Archaeological and Palaeontological Approaches to the Possible Human Impact on the Extinction of Pleistocene Endemic Deer in the Ryukyu Islands, Japan

Masaki Fujita1 & Mugino Ozaki Kubo2

1National Museum of Nature and Science, Japan

2Department of Natural Environmental studies, Graduate School of Frontier Sciences, University of Tokyo, Japan

Human-animal interactions and Pleistocene animal extinctions are important topics in prehistory. In the Ryukyu Islands, several species of endemic deer became extinct around the time of first human arrival. However, it is not clear whether people impacted the survival of deer on the islands due to insufficient chronological data on the timing of deer extinction, and the absence of direct evidence for human predation on deer fossils. In contrast to the deer, many other animals were not affected by human hunting. The hunting impact on the animals is related to the life history and ecology of the animals.
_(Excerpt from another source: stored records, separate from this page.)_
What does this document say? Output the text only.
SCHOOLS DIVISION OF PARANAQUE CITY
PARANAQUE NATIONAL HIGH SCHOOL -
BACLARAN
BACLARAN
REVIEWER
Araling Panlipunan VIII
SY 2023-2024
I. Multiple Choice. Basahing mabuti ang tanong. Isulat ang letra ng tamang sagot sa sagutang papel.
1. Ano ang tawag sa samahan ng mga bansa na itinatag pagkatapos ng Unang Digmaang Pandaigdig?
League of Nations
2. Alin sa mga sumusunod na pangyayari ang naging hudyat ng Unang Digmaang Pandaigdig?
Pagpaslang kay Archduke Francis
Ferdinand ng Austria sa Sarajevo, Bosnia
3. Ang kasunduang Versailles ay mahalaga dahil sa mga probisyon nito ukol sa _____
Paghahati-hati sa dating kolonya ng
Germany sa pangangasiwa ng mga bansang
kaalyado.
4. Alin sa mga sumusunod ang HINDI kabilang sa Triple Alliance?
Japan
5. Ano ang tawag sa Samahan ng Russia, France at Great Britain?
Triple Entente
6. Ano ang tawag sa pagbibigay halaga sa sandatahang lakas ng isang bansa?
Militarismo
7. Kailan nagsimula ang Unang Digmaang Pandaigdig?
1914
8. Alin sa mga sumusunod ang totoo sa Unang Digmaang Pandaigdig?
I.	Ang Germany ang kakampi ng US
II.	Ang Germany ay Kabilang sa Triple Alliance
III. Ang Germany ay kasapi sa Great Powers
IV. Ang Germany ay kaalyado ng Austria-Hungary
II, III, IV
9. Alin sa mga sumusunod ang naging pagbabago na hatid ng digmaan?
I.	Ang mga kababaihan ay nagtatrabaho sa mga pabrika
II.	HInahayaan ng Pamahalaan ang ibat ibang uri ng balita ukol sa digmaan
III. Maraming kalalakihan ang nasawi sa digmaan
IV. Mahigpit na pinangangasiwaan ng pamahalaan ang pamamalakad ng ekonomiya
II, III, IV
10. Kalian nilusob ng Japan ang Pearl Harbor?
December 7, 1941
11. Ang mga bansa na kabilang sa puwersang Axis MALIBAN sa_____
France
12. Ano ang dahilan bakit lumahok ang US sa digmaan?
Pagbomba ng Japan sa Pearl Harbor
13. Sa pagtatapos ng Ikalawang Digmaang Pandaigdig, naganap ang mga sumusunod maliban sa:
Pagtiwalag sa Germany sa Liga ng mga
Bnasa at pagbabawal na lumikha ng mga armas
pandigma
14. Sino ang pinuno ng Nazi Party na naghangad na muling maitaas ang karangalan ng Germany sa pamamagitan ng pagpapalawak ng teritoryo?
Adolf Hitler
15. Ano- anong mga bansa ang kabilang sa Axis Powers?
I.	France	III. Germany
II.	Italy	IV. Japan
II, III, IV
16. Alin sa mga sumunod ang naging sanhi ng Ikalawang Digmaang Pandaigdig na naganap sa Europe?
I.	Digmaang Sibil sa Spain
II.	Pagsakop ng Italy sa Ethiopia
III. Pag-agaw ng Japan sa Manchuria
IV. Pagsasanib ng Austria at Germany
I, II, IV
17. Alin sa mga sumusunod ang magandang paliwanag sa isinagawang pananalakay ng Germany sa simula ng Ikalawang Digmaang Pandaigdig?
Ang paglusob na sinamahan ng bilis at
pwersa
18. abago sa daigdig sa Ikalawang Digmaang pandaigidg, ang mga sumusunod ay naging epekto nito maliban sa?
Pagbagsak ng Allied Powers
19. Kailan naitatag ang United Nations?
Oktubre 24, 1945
We therefore conducted palaeodietary reconstructions of extinct deer using isotopic and microwear/mesowear analyses, and reconstruction of the age profile based on the tooth-wear rate with palaeodietary data. Results showed the extinct deer had a long life span due to island adaptation and were susceptible to predation pressure. New excavations have revealed that deer have been extinct for thousands of years since the first human arrival at least on Okinawa Island, and was the result a considerable hunting impact. The vulnerability of deer on the Ryukyu Islands was increased by their long isolation, and their behavioural and ecological adaptations to island habitation.